Five actors are enough
What “No Way To Treat A Lady” proves is that sometimes all a production needs is a set of five actors and actresses who can do theater like no one else can.

And I mean Marquez, as every woman that Kit kills, and the mother he so cherishes. Marquez is not the thinnest of women her age you will see onstage, and isn’t as quick on her feet as you’d want her to be, but she sure delivers the comedy and the singing that her multiple characters need. I still cannot imagine her as the lead in “The Graduate” though, and that might need more than any of the things she did in this musical.

Shiela Francisco and Joel Trinidad make the best of mother-son tandems.

Francisco as the mother has comedic timing that is perfect, her old lady loud and stifling, but ultimately believable even as an archetype for these times. Guevara-Laforteza is finally given something she can sink her teeth into as a “normal” character, which is to say not some character from Charlie Brown’s world that sings in a painfully nasal child’s voice. Here Sarah’s wonderfully smart and believable, taking every bull by the horns, including love or the something like it that Morris can offer. And her singing voice is beautiful, doing vulnerability like no one else I’ve heard on stage in some time. Might I suggest she do those roles that Nikki Gil does? If not that one that Vina Morales did for “Rock of Ages.”
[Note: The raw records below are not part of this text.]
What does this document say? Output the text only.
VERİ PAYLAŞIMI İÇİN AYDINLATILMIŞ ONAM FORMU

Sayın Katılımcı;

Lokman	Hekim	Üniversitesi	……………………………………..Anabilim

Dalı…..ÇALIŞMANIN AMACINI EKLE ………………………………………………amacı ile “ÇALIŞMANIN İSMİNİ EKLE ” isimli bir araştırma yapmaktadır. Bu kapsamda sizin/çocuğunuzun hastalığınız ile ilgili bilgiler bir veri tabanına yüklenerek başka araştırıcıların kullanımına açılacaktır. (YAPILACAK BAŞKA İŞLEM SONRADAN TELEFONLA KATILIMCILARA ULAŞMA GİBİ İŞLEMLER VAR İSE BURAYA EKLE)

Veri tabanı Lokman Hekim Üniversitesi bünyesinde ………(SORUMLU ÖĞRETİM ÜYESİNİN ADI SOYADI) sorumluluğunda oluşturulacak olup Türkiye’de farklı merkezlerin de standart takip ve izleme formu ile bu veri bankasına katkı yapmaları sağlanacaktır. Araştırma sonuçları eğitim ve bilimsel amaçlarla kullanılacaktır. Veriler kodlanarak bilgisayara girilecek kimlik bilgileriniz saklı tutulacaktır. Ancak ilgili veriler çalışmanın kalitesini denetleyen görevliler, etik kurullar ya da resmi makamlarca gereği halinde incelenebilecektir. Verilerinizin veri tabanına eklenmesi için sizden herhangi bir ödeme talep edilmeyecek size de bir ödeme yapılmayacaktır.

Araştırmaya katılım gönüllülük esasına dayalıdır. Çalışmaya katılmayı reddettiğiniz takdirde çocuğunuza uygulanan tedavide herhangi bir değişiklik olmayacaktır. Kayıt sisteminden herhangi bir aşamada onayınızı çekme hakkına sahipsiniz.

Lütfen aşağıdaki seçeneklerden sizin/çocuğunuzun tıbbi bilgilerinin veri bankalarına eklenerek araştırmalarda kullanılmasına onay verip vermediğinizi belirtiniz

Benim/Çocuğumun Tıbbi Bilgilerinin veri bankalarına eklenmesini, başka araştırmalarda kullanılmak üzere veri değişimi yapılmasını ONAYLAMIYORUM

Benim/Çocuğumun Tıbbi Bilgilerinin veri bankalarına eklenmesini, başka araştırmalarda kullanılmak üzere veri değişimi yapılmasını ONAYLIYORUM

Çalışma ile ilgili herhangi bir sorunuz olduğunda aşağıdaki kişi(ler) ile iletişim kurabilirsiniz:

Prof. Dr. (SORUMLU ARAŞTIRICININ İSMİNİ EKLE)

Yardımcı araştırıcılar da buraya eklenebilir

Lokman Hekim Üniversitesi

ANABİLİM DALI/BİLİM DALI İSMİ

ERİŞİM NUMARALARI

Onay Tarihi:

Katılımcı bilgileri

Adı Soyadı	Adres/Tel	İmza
Trinidad’s Morris is a combination of both stability and uncertainty, where his job is his identity, as his personal life is his undoing. The task here is to create a Morris who is both brave detective and wide-eyed nervous man-in-love, and Trinidad is exactly that if not more, with some comedic timing to boot, not to mention a singing voice that will ultimately make you swoon. He can only be reason enough to see this production.

And then there is Gemora as Kit, and all the other characters he becomes to kill the different women he preys on. There is his dancing and singing and comedy, but it is in those moments when Kit is speaking to his mother, and when he is imagining fame, that Gemora outdoes himself. When he is not moving on that stage is when you realize that for the best of our actors, the murderous glint in the eye can cut across that theater. It can also be the stuff for nightmares.

This cast, and everything else that is put on that stage, is every reason to see “No Way To Treat A Lady.” Granted it is a story set in the 70s, but if you can get lost in fiction so many times removed from us, then right here is comedy and music to be had, a reminder that theater can cut across the years, that it can be all fictional and enjoyable. In this case it’s also a reminder of how while the musicals of Rep might seem smaller than the Atlantis and 9Works productions, what they can have over these is their control and precision and simplicity.

Sometimes that is the best way to treat an audience.

“No Way To Treat A Lady” is directed by Audie Gemora for Repertory Philippines, with the original book, music and lyrics by Douglas J. Cohen. Set design is by Mio Infante, costume design by Raven Ong, musical direction by Dingdong Fiel, and lighting design by John Batalla. It runs until the weekend of March 22-24, 2013.

This was previously published in GMA News Online, March 18 2013.